A May survey by the Oil Price Information Service (OPIS), a fuel analysis company, and Wright Express, a company that collects data on credit card transactions, found that people in rural areas spend as much as 16.02% of their monthly family income on gas, while people in urban areas of New York and New Jersey spend as little as 2.05%.Source
During the last bout of high oil prices, there was some reporting about gas stations closing in rural regions (Fears for rural filling stations
, Rural motorists running on empty as pumps close
) forcing people to drive long distances for gas. As you would expect, this can turn into a nasty EROEI situation. Here's another report in the same vein...
When the only gas station in Allen, Neb., closed last summer, a gallon of gas cost $2.56, according to prices posted on two abandoned pumps. Since then, Allen's 411 residents have been driving 11 miles to Wakefield or 28 miles to South Sioux City to fill up.
Allen's grocery store went out of business last August, forcing people to shop in South Sioux City or 21 miles away in Wayne. Doctors, dentists and other essentials also require a road trip. The nearest movie theater is in Wayne.
"You have to leave town for about everything," says Jerry Schroeder, an insurance agent who has lived in Allen for all of his 57 years.Source
Still more on people getting savaged by high oil prices in the country (from High Gas Prices Threaten to Drain Small Towns' Populations
These days, they're also cussing and shaking their heads about the price of that gasoline. People are doing that everywhere, but in small towns such as Leeton, population 619, it's even more of a gut punch because nearly every working adult commutes to jobs elsewhere.
These days, there had better be a really good job on the other end of that trip.
Don Campbell's daily commute to Kansas City - about 100 miles each way - costs him roughly $866 a month at $3.90 per gallon. But he's a union iron worker and says he can make the math work.
Most of his neighbors can't. For them and thousands of other small-town residents across the country who drive long distances to jobs that pay little more than minimum wage, the high cost of gas is making that daily commute cost-prohibitive.
So much so that economists predict that over the next few years, the country could see a migration that would greatly reduce the population of Small Town America - resulting in a painful shift away from lifestyle, family roots, traditions and school ties.

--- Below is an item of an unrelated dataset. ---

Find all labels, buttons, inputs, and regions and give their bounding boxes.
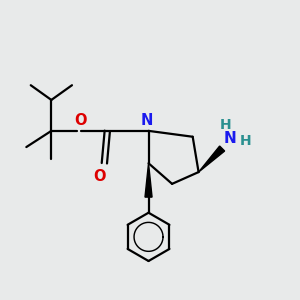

Perhaps the worst threat of all is a vicious cycle of depopulation. High gas prices cause commuting to work/the doctor/school/shopping to be too expensive, so people leave the rural towns/counties and move to larger cities. Govt. revenues decline (people fleeing) while govt. costs rise (gas for the cops, school buses, ambulances, inspectors, garbage collection etc.) Then merchants pull out and gas stations pull out, because there isn't enough population to support them. Govt. services get erratic. More people get fed up and leave etc. etc. Next thing you know, your rural "community" isn't there anymore.